Let $L/K$ be a finite Galois extension where $K= \operatorname{Frac}(O)$ is complete and $O$ is a Dedekind domain. Let $\Delta=Gal(L/K)$. Since $K$ is complete, there is a unique prime $Q$ associated to $O_L$ where $O_L$ is the integral closure of $O_K$ in $L$. Then let $\Delta_i=\{\delta\in\Delta\vert\forall a\in O_L,\delta(a)-a\in Q^i\}$.
$\Delta_1$ is unique $p$-Sylow subgroup of $\Delta_0$. It is clear that $\Delta_0$ is the inertia group associated to prime $Q$ of $O_L$. If $\Delta_1$ is unique $p$-Sylow of $\Delta_0$, then $\Delta_1$ is normal by all $p$-Sylow being conjugates.
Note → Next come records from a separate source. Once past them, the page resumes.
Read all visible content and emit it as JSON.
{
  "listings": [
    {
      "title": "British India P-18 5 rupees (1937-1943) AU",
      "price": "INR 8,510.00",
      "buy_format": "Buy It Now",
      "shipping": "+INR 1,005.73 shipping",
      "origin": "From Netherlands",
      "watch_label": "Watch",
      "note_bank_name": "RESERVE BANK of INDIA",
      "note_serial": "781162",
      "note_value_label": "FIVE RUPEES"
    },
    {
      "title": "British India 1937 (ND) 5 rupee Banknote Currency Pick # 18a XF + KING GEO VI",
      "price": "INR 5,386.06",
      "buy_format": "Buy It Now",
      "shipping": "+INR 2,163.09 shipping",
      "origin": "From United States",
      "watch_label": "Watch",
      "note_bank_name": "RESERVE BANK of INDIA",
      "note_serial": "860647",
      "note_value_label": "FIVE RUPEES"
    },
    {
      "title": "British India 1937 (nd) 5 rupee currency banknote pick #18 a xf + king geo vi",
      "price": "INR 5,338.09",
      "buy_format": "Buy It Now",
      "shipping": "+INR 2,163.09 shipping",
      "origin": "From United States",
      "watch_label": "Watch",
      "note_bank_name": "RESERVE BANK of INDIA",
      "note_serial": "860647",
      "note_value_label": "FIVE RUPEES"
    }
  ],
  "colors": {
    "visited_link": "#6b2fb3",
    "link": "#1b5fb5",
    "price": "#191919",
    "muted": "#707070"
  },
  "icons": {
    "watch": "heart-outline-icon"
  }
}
$\Delta_0$ is normal due to exact sequence $1\to\Delta_0\to\Delta\to \operatorname{Gal}(k_L/k)\to 1$ where $k$ is residue field of $K$ and $k_L$ is the residue field of $L$.
$\textbf{Q:}$ The book says it is follows easily $\Delta_1\leq\Delta$ is normal. Why $\Delta_1$ is normal here? Normality is non-transitive. I knew $\Delta_1\leq\Delta_0$ normal and $\Delta_0\leq\Delta$ normal. $ef=[L:K]$. I knew $|\Delta_0|=e$. However there is no reason to expect $p\nmid f$.
Ref:Algebraic Number Theory by Taylor, Frohlich, Chpter 4 section 4.